Interpretive Summary: Although respiration is the principal cause of sucrose loss in stored sugarbeet roots, the mechanisms that control sugarbeet root respiration have not been established. Available evidence, however, indicates that respiration is likely to be controlled by the availability of the carbon compounds that fuel respiration, and glycolysis has a central role in generating these compounds. Research was conducted to characterize glycolysis in sugarbeet roots after harvest and during storage and to investigate relationships between glycolysis and root respiration rate. Glycolysis was highly variable during storage, with 10 of 14 of the enzymes that contribute to glycolysis and 14 of 17 of the metabolites involved in glycolysis significantly altered during 60 d in storage. Changes in glycolysis were greatest in the first 4 days of storage, but also occurred throughout the 60 d storage period. Similarities between glycolysis and root respiration rate were abundant, with 10 of 14 of the enzymes activities that contribute to glycolysis elevated when root respiration was elevated and nine glycolytic enzyme activities static during periods of unchanging respiration rate. Although all glycolytic enzymes are likely to contribute in varying degrees to the regulation of glycolysis, major roles for the enzymes pyruvate kinase and phosphofructokinase were indicated in the regulation of sugarbeet root glycolysis during storage. Overall, these results establish that glycolysis is not static during sugarbeet root storage, that changes in glycolysis are closely related to changes in sugarbeet root respiration, and that glycolysis restricts root respiration, responds to respiratory demand, or is regulated similarly to respiration rate in stored sugarbeet roots.

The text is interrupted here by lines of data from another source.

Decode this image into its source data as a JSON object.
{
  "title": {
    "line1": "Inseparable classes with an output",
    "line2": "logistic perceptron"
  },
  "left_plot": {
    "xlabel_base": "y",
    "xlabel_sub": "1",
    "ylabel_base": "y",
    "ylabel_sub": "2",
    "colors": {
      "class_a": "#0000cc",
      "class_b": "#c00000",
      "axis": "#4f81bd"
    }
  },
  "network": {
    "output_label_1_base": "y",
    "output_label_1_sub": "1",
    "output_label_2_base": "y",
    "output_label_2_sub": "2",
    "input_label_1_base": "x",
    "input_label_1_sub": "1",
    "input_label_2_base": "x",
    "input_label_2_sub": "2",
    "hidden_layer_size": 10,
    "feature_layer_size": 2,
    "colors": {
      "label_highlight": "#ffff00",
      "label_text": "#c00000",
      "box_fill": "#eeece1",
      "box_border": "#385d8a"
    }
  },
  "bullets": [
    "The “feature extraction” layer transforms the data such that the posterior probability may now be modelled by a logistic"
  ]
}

Technical Abstract: Although respiration is the principal cause of postharvest sugarbeet (Beta vulgaris L.) sucrose loss, the internal mechanisms that control sugarbeet root respiration have not been established. Available evidence, however, indicates that respiration is likely to be controlled by the availability of respiratory substrates, and glycolysis has a central role in generating these substrates. To determine glycolytic changes that occur in sugarbeet roots after harvest and during storage and to elucidate relationships between glycolysis and respiration, sugarbeet roots were stored for up to 60 d, during which the activities of glycolytic enzymes and the concentrations of glycolytic substrates, intermediates, cofactors, and products were determined. Respiration rate was also determined, and relationships between respiration rate and glycolytic enzymes and metabolites were determined. Glycolysis was highly variable during storage, with 10 of 14 glycolytic activities and 14 of 17 glycolytic metabolites significantly altered during the 60 d after harvest. Changes in glycolytic enzyme activities and metabolites were greatest in the first four days of storage, but also occurred throughout the 60 d storage period. Similarities between changes in glycolytic enzyme activities and root respiration rate were abundant, with 10 of 14 enzyme activities elevated when root respiration was elevated and nine glycolytic activities static during periods of unchanging respiration rate. Although all glycolytic enzymes are likely to contribute in varying degrees to the regulation of glycolytic flux, changes in enzyme activities and concentrations of their substrates and products indicated major roles for pyruvate kinase and phosphofructokinase in the regulation of postharvest sugarbeet root glycolysis. Additionally, correlation and principal component analysis revealed a strong positive relationship between changes in respiration rate and changes in pyruvate kinase activity, suggesting that downstream TCA cycle enzymes are unlikely to majorly restrict or regulate root respiration. Overall, these results establish that glycolysis is not static during sugarbeet root storage and that changes in glycolysis are closely related to changes in sugarbeet root respiration. It is likely, therefore, that glycolysis restricts root respiration, responds to respiratory substrate demand, or is regulated similarly to respiration rate in postharvest sugarbeet roots.